After this, you realise that taking a simple pattern of dry echoes, and immediately splattering them into a dense reverb "field" will never give you the same depth of feeling and excitement that you get listening to the real evolution of reverberated sound in a concert hall. Real reverb doesn't just start, and fade, it changes - it travels - and *really* moves - you get a sense of that movement of sound in a real hall, and you feel a rush of excitement as it swirls around you.

The Chief Designer at Lexicon has said that Lexicon are now giving up simulating real rooms. They've done that successfully for years! :-)) Now, instead, they are analysing reverberant soundfields to figure out, what are the bits we really LIKE about reverb? Where does that excitement and sense of movement come from? What bits DON'T we need? Are there bits that are really just "mush" and don't contribute anything worthwhile sonically?

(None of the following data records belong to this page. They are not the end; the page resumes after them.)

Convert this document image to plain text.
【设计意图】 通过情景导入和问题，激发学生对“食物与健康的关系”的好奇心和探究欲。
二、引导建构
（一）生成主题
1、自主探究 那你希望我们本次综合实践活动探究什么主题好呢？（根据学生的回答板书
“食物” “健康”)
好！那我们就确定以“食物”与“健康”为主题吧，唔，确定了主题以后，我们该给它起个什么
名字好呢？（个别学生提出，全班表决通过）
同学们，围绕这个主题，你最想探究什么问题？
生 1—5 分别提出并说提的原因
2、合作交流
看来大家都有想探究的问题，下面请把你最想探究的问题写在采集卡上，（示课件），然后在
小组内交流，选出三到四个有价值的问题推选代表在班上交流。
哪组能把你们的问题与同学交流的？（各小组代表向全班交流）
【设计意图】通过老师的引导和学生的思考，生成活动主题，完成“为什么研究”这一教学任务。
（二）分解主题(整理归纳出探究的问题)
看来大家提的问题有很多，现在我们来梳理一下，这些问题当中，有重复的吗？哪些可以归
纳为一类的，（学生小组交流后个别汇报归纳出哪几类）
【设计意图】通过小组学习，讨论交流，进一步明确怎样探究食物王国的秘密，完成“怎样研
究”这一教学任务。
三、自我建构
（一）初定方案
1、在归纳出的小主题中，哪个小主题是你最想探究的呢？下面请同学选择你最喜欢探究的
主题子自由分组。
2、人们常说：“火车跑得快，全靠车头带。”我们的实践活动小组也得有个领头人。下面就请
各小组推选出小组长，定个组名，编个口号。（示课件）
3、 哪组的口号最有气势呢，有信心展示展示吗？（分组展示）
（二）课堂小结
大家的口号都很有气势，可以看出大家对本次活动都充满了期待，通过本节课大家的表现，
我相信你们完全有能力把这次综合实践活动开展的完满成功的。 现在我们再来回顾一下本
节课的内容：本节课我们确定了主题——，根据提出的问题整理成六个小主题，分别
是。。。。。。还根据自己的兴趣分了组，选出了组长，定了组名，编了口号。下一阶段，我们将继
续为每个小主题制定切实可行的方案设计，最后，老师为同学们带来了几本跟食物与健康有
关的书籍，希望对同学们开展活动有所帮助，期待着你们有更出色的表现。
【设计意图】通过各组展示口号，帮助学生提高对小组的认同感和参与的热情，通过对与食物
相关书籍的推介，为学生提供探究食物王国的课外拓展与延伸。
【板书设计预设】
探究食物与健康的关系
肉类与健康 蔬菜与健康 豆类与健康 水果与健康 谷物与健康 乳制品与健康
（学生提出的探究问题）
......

Of course - in your PC environment you are *greatly* limited by bandwidth, and that is also why plugins are so poor. The marketing people will want to sell as many plugins to as many people as possible, so there is a great deal of pressure to use up as little CPU as possible. Anyone who's written a bit of "C++" can write a Chorus or Delay plugin in their sleep, with little overhead on the PC. Reverb on the other hand is a real CPU hog. Some people are cheating, I'm sure of that. You simply cannot do the kind of calculations required in the amount of small CPU power that they have, so they are obviously making some assumptions and shortcuts. If anyone knows what tricks they are up to, I'd love to know. Please mail me if you have any details.

In the meantime, for most PC owners, I guess it's either a waiting game for the next generation of high-speed CPU's to come out, or to buy an expensive DSP card for your computer, or alternatively just to put up with the kind of fluttery rubbish that's out there at the moment.

Just don't try clapping your hands through it though.